Since vitamin D is a fat-soluble vitamin and is absorbed from the intestine like a fat, vitamin D tests are sometimes used to monitor and assure individuals with diseases that interfere with fat absorption, such as cystic fibrosis and Crohn's disease that they have adequate amounts of vitamin D. vitamin D tests are also are used to determine the effectiveness of treatment when vitamin D, calcium, phosphate, and/or magnesium supplementation is prescribed
Either 25 hydroxy-vitamin D or 1,25 dihydroxy-vitamin D tests may be requested when a patient has an abnormal blood calcium, phosphate and/or magnesium level or evidence of bone disorders.
If calcium concentration is low or the patient has symptoms of vitamin D deficiency, such as bone malformation in children (rickets) and bone weakness, softness, or fracture in adults (osteomalacia), the 25 hydroxy-vitamin D test usually is requested to identify a possible deficiency in vitamin D.

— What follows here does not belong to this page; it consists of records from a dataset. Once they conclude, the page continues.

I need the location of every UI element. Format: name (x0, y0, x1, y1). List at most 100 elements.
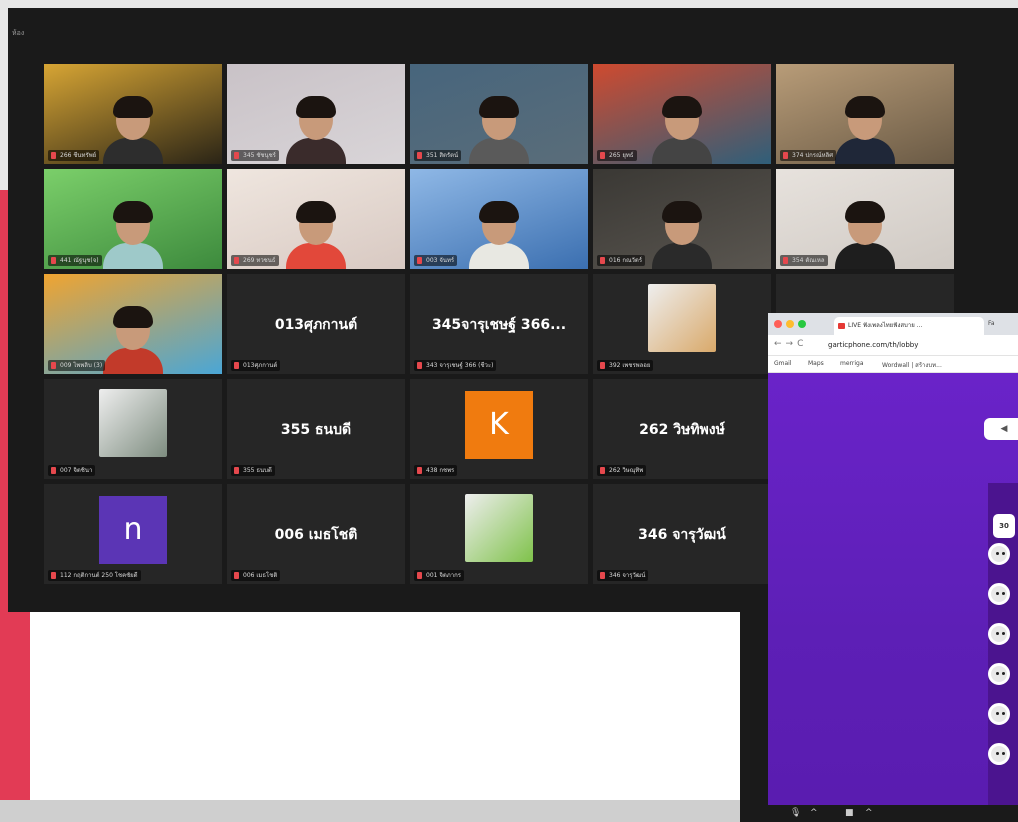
participant-name-label: 351 สิตรัตน์ (414, 150, 462, 161)
chevron-up-icon[interactable]: ^ (810, 808, 818, 818)
address-bar: ←→C garticphone.com/th/lobby (768, 335, 1018, 356)
window-control-dot[interactable] (798, 320, 806, 328)
url-field[interactable]: garticphone.com/th/lobby (828, 341, 918, 349)
player-count: 30 (993, 514, 1015, 538)
bookmark-item[interactable]: Wordwall | สร้างบท... (882, 360, 942, 370)
browser-tab[interactable]: LIVE ฟังเพลงไทยฟังสบาย ... (834, 317, 984, 335)
participant-tile[interactable]: 345จารุเชษฐ์ 366... 343 จารุเชษฐ์ 366 (ชี… (410, 274, 588, 374)
window-control-dot[interactable] (774, 320, 782, 328)
participant-tile[interactable]: 262 วิษทิพงษ์ 262 วิษณุทิพ (593, 379, 771, 479)
bookmark-item[interactable]: Gmail (774, 360, 792, 367)
participant-tile[interactable]: 009 ไพพลิบ (3) (44, 274, 222, 374)
participant-tile[interactable]: 269 ทวชนธ์ (227, 169, 405, 269)
bookmark-item[interactable]: Maps (808, 360, 824, 367)
participant-video-person (469, 96, 529, 164)
participant-name-label: 266 ชีนทรัพย์ (48, 150, 100, 161)
participant-tile[interactable]: 016 กณวัตร์ (593, 169, 771, 269)
participant-tile[interactable]: 346 จารุวัฒน์ 346 จารุวัฒน์ (593, 484, 771, 584)
participant-display-name: 013ศุภกานต์ (274, 317, 358, 333)
participant-video-person (652, 96, 712, 164)
browser-window: LIVE ฟังเพลงไทยฟังสบาย ... Fa ←→C gartic… (768, 313, 1018, 805)
bookmarks-bar: Gmail Maps merriga Wordwall | สร้างบท... (768, 356, 1018, 373)
zoom-window-edge (740, 612, 768, 805)
player-avatar-icon (988, 663, 1010, 685)
participant-tile[interactable]: K 438 กชพร (410, 379, 588, 479)
participant-tile[interactable]: 441 ณัฐนุช(จ) (44, 169, 222, 269)
gartic-lobby-page: ◀ 30 (768, 373, 1018, 805)
participant-video-person (286, 96, 346, 164)
participant-tile[interactable]: 345 ชัชนุชร์ (227, 64, 405, 164)
participant-tile[interactable]: 013ศุภกานต์ 013ศุภกานต์ (227, 274, 405, 374)
video-icon[interactable]: ■ (845, 808, 854, 818)
participant-display-name: 262 วิษทิพงษ์ (639, 422, 725, 438)
participant-video-person (835, 201, 895, 269)
participant-name-label: 355 ธนบดี (231, 465, 275, 476)
participant-tile[interactable]: 392 เพชรพลอย (593, 274, 771, 374)
zoom-top-bar: ห้อง (8, 8, 1018, 48)
participant-name-label: 346 จารุวัฒน์ (597, 570, 649, 581)
player-avatar-icon (988, 583, 1010, 605)
participant-display-name: 346 จารุวัฒน์ (638, 527, 726, 543)
participant-display-name: 355 ธนบดี (280, 422, 352, 438)
participant-name-label: 345 ชัชนุชร์ (231, 150, 279, 161)
microphone-icon[interactable]: 🎙 (790, 808, 801, 818)
back-button[interactable]: ◀ (984, 418, 1018, 440)
participant-name-label: 112 กฤติกานต์ 250 โชคชัยดี (48, 570, 141, 581)
participant-tile[interactable]: n 112 กฤติกานต์ 250 โชคชัยดี (44, 484, 222, 584)
participant-tile[interactable]: 355 ธนบดี 355 ธนบดี (227, 379, 405, 479)
participant-name-label: 354 ตัณเหล (780, 255, 828, 266)
bookmark-item[interactable]: merriga (840, 360, 864, 367)
participant-video-person (103, 201, 163, 269)
participant-video-person (286, 201, 346, 269)
nav-buttons[interactable]: ←→C (774, 339, 807, 349)
participant-name-label: 001 จิตภากร (414, 570, 464, 581)
participant-display-name: 345จารุเชษฐ์ 366... (431, 317, 567, 333)
participant-name-label: 438 กชพร (414, 465, 458, 476)
window-controls[interactable] (774, 320, 806, 328)
participant-video-person (469, 201, 529, 269)
participant-name-label: 343 จารุเชษฐ์ 366 (ชีวะ) (414, 360, 497, 371)
participant-tile[interactable]: 003 จันทร์ (410, 169, 588, 269)
participant-tile[interactable]: 266 ชีนทรัพย์ (44, 64, 222, 164)
participant-name-label: 269 ทวชนธ์ (231, 255, 279, 266)
participant-name-label: 007 จิตชินา (48, 465, 96, 476)
chevron-up-icon[interactable]: ^ (865, 808, 873, 818)
participant-video-person (835, 96, 895, 164)
participant-name-label: 009 ไพพลิบ (3) (48, 360, 106, 371)
window-control-dot[interactable] (786, 320, 794, 328)
participant-tile[interactable]: 354 ตัณเหล (776, 169, 954, 269)
participant-name-label: 006 เมธโชติ (231, 570, 281, 581)
participant-profile-photo (648, 284, 716, 352)
participant-video-person (652, 201, 712, 269)
zoom-top-label: ห้อง (12, 29, 25, 37)
participant-tile[interactable]: 374 ปกรณ์หลิศ (776, 64, 954, 164)
player-avatar-icon (988, 623, 1010, 645)
participant-name-label: 265 ยุทธ์ (597, 150, 637, 161)
participant-tile[interactable]: 265 ยุทธ์ (593, 64, 771, 164)
player-avatar-icon (988, 743, 1010, 765)
participant-video-person (103, 96, 163, 164)
participant-video-person (103, 306, 163, 374)
participant-name-label: 013ศุภกานต์ (231, 360, 281, 371)
participant-avatar: n (99, 496, 167, 564)
browser-tab-bar: LIVE ฟังเพลงไทยฟังสบาย ... Fa (768, 313, 1018, 335)
participant-name-label: 003 จันทร์ (414, 255, 458, 266)
zoom-control-bar: 🎙 ^ ■ ^ (740, 805, 1018, 822)
player-avatar-icon (988, 703, 1010, 725)
participant-name-label: 016 กณวัตร์ (597, 255, 646, 266)
participant-name-label: 441 ณัฐนุช(จ) (48, 255, 102, 266)
participant-name-label: 392 เพชรพลอย (597, 360, 654, 371)
participant-avatar: K (465, 391, 533, 459)
browser-tab-2[interactable]: Fa (988, 320, 995, 327)
document-area (30, 600, 750, 822)
participant-profile-photo (99, 389, 167, 457)
participant-profile-photo (465, 494, 533, 562)
participant-tile[interactable]: 007 จิตชินา (44, 379, 222, 479)
participant-tile[interactable]: 351 สิตรัตน์ (410, 64, 588, 164)
participant-tile[interactable]: 006 เมธโชติ 006 เมธโชติ (227, 484, 405, 584)
participant-display-name: 006 เมธโชติ (274, 527, 358, 543)
participant-name-label: 262 วิษณุทิพ (597, 465, 647, 476)
participant-name-label: 374 ปกรณ์หลิศ (780, 150, 837, 161)
participant-tile[interactable]: 001 จิตภากร (410, 484, 588, 584)
player-avatar-icon (988, 543, 1010, 565)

If calcium concentration is high or the patient has a disease that might produce excess amounts of 1,25 dihydroxy-vitamin D, such as sarcoidosis or some forms of lymphoma, the calcitriol test may also be requested.
Vitamin D tests also may be used to help diagnose or monitor problems with parathyroid gland functioning since parathyroid hormone is essential for vitamin D activation. When vitamin D, calcium, phosphorus, or magnesium supplementation is necessary, vitamin D levels are sometimes measured to monitor treatment effectiveness.